Há momentos em que parece que “Não identificado” pode ter algo mais sutil ou significativo a dizer, como em uma cena inicial, quando os personagens entram em conflito sobre a pena de morte, ou quando Navarra começa a enfrentar as profundezas da corrupção social tácita que ainda infecta a educada sociedade saudita. No entanto, tudo isso acaba sendo encoberto em favor da tentativa de enganar o público, deixando pouca ou nenhuma evolução narrativa coerente; nenhum dos tópicos mencionados acima é acompanhado.

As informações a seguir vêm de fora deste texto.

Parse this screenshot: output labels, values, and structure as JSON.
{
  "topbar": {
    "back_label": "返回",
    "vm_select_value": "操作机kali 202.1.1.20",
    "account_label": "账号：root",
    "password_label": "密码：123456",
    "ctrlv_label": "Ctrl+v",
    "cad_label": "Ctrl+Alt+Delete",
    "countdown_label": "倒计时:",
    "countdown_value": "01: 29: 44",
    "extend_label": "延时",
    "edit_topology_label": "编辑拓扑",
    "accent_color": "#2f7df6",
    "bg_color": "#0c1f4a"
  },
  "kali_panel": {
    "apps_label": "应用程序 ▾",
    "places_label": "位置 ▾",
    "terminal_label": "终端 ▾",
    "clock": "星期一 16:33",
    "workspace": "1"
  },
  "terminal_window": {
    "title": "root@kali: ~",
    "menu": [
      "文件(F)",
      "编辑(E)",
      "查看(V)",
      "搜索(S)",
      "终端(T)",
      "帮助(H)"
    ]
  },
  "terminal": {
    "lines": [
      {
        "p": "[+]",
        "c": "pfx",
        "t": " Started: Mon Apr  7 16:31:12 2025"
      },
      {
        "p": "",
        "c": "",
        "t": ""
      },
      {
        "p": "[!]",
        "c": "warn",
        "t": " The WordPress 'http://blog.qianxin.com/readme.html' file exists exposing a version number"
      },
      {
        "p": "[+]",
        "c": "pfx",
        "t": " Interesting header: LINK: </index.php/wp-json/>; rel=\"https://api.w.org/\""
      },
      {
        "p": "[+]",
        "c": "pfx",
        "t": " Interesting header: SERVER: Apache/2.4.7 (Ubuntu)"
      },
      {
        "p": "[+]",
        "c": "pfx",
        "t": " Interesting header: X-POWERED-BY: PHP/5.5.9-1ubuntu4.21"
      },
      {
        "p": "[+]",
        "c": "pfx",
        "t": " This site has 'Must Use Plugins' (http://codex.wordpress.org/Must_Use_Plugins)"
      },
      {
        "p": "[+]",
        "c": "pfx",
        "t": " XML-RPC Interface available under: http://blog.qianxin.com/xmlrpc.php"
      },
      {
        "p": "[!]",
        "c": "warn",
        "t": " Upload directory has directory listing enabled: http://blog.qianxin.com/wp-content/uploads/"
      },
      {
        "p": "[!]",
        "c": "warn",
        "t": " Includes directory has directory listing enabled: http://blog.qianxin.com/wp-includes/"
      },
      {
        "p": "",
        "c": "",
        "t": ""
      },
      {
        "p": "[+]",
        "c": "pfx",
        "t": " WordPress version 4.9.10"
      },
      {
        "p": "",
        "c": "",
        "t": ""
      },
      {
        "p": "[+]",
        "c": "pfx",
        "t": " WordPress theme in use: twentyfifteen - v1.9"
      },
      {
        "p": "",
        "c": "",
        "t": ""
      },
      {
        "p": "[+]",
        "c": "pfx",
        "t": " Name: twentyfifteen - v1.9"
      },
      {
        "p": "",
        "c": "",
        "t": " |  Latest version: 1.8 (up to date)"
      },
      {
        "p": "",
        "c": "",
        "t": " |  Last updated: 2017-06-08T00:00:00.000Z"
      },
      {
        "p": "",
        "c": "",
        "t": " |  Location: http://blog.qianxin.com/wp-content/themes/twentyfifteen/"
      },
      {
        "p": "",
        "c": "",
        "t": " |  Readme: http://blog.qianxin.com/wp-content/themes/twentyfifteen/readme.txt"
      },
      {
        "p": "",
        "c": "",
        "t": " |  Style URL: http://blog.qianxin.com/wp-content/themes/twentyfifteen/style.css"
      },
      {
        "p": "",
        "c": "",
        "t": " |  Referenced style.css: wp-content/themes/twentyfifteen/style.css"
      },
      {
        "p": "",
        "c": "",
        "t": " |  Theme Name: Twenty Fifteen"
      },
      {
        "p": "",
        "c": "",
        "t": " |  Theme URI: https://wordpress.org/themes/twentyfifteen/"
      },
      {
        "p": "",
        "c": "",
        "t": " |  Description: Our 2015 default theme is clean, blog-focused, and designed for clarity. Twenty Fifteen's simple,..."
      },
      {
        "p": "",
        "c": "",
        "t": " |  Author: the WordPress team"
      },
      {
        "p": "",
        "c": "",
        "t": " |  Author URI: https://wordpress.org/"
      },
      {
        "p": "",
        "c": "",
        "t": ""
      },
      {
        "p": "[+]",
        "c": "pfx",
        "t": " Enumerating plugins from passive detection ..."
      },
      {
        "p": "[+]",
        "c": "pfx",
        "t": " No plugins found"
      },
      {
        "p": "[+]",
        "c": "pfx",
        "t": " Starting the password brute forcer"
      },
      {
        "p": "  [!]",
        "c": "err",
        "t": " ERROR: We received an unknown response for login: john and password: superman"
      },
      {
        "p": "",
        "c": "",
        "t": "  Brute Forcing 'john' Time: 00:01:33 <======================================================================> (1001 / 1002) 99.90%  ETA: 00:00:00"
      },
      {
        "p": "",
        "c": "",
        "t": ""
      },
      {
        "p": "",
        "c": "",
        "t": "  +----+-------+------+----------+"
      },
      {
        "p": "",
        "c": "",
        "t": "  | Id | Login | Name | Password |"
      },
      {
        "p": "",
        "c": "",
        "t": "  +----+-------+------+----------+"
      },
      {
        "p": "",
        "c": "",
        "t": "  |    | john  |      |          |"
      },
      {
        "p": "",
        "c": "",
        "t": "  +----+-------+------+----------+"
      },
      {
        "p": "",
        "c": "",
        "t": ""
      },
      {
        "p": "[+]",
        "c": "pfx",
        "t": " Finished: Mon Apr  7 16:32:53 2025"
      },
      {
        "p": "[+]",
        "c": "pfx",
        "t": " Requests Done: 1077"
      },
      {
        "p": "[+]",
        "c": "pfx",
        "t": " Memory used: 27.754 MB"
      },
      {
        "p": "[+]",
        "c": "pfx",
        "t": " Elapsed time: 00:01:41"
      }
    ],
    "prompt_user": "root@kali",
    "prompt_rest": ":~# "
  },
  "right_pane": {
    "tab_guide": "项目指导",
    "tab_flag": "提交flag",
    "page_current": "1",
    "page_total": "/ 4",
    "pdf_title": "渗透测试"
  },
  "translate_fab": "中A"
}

Nawal é interpretada de forma cuidadosa e convincente por al-Zahrani, que teve um papel principal no drama do diretor de 2019, “The Perfect Candidate”, e Nawal tem o mesmo sobrenome de sua personagem naquele filme: Al Safan. A jovem protagonista de “Wadjda” também leva este nome, ligando espiritualmente as três obras de Al-Mansour sobre as mulheres sauditas que abandonam os papéis prescritos. No entanto, Unidentified sente que o conceito se apresenta como uma estranha revisão excessiva, onde qualquer sugestão de complexidade ou complexidade moral é exagerada, porque quando todas as camadas do filme são removidas, ele cai em algum lugar próximo a uma caricatura de desenho animado.
Talvez exista algum tipo de versão hipotética de “Unidentified” que se incline inteiramente para a diversão do gênero, de uma forma mais consistente com sua ambição de desafiar as expectativas cinematográficas. No entanto, o que acaba na tela é extremamente monótono, tanto em termos de estrutura visual quanto de reviravoltas narrativas aleatórias. Este é aquele raro filme em que toda intenção artística é facilmente identificável, mas seu efeito emocional nunca é descoberto.